If your project is open source you can use codeplex, it's an open-source Website where engineers and computer scientists share projects and ideas. Its features include wiki pages, source control based on Mercurial, Team Foundation Server or Subversion (also powered by TFS), Git,discussion forums, issue tracking, project tagging, RSS support, statistics, and releases
If you don't want to share your code you can use Team Foundation Server
We need to have documents shared between clients (CRM-like functionality). Users need to be able to:
Edit the documents and save them again
Attach new documents
Our application is coded in WPF with WCF for data-transport and NHibernate/SQL for data on the server.
what we're thinking is to use SVN and have the app create a local check-out of parts of the repository (when they click a document, it is checked out by SVN in the background and opened from the local path) - When saved it will silently (using monitoring of the path) be committed back to the repository.
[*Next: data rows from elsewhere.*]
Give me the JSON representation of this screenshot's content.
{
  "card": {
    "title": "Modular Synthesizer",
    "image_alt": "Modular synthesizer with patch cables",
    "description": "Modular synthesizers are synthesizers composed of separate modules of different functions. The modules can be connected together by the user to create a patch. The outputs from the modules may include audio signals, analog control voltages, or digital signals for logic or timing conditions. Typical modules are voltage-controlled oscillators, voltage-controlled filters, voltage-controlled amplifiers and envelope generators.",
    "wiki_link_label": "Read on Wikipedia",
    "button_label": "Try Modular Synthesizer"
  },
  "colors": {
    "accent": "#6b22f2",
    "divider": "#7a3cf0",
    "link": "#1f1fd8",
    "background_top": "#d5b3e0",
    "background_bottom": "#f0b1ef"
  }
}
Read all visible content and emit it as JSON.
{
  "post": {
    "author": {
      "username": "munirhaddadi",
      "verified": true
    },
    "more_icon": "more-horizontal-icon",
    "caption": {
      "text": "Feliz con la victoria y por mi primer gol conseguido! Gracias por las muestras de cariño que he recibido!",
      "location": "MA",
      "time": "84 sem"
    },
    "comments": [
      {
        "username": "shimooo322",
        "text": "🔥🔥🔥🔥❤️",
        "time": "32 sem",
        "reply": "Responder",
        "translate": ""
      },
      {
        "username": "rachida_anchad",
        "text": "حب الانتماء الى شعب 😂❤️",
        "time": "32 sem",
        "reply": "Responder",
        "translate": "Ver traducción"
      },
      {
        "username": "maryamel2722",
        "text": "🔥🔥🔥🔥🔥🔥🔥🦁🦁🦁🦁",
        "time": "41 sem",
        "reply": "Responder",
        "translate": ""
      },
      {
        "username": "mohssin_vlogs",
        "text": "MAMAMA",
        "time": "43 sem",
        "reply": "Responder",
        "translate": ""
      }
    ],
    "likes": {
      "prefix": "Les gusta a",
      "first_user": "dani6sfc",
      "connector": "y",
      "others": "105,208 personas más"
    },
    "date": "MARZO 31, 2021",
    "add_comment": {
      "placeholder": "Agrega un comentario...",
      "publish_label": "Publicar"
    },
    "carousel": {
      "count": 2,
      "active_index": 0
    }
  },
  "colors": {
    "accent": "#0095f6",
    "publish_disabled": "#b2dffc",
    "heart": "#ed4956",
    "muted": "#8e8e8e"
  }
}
Question: Is this feasible - or are there better solutions to this?
EDIT 1:
Summary so far:
I'll look into using Git/Mercurial instead of SVN
Document size (revisions) might be prohibitive pending tests
SharePoint is an option (although not viable in my case as the cost alone is prohibitive) - I will look into the alternatives for SharePoint, tho.
Not much experience out there about using repositories for many users although it works for small teams..
Wiki software might be an alternative to SVN.
Thanks for all the feedback - I'll keep it open a bit longer.
EDIT 2:
Summary after a few days of work - I have a client working - see my progress here.
Based on the heavy .NET references, are you all set up with MSDN? Perhaps you can make use of SharePoint...which may already be included within your MSDN account.
You might also want to consider using a Wiki for document management - I've seen this done and do it myself for my own organisation. We're using Atlassian's Confluence Wiki. Confluence provides for the versioning and general management of documents.
I wouldn't use SVN for this, SVN is not very efficient when dealing with binary files. By using SVN as a back channel for some content in your application you just complicate things by adding another technology and dependency, but you will not use much of its real potential.
I would store the documents as blobs in the database and get/store them through WCF.
Generally I don't think that SVN or any version control system is a good thing to use for sharing documents. Main disadvantage is the diff system on binary files... Your SVN repo will grow rapidly..
Maybe you should try using some of the commercial tools designed for document sharing (eg. Microsoft Sharepoint). Or some Open Source alternatives... Perhaps you should read this post...
It depends on the kind of documents you are using. If you have lots of changing, compressed binary files, then don't use it.
However, if the documents are in an open format like a Wiki language, (X)HTML, LaTeX or uncompressed ODF, then using a version control system makes absolutely sense. Also, a bunch of compressed ODF files or PDF files are handled very well, especially if the files are mostly smaller than 5 MB or so.
In addition, make sure to check some more recent version control systems like Mercurial and Git before sticking to the conceptually outdated SVN. In your scenario, you won't profit much from the "distributed" part of Mercurial and Git, but they are nevertheless easier to setup - at least to my experience. And they provide very advanced version control features which can save your day in the rare cases when you need them.
In case you stick to SVN, and if your client software runs under a modern Unix system, you can also try SVN-FS. This is a filesystem that uses a remote SVN server. Each read goes to the latest revision. Each write creates a new commit. This seems to be exactly what you wanted to build around SVN.
I think that using ready made and proven tech is great idea. Would like to see it's progress if you really go that way.
I would strongly go AGAINST SharePoint - you'll tie yourself to Microsoft in manners that are hard to describe here. From my point of view, SharePoint is a tech that needs taking care of just for itself.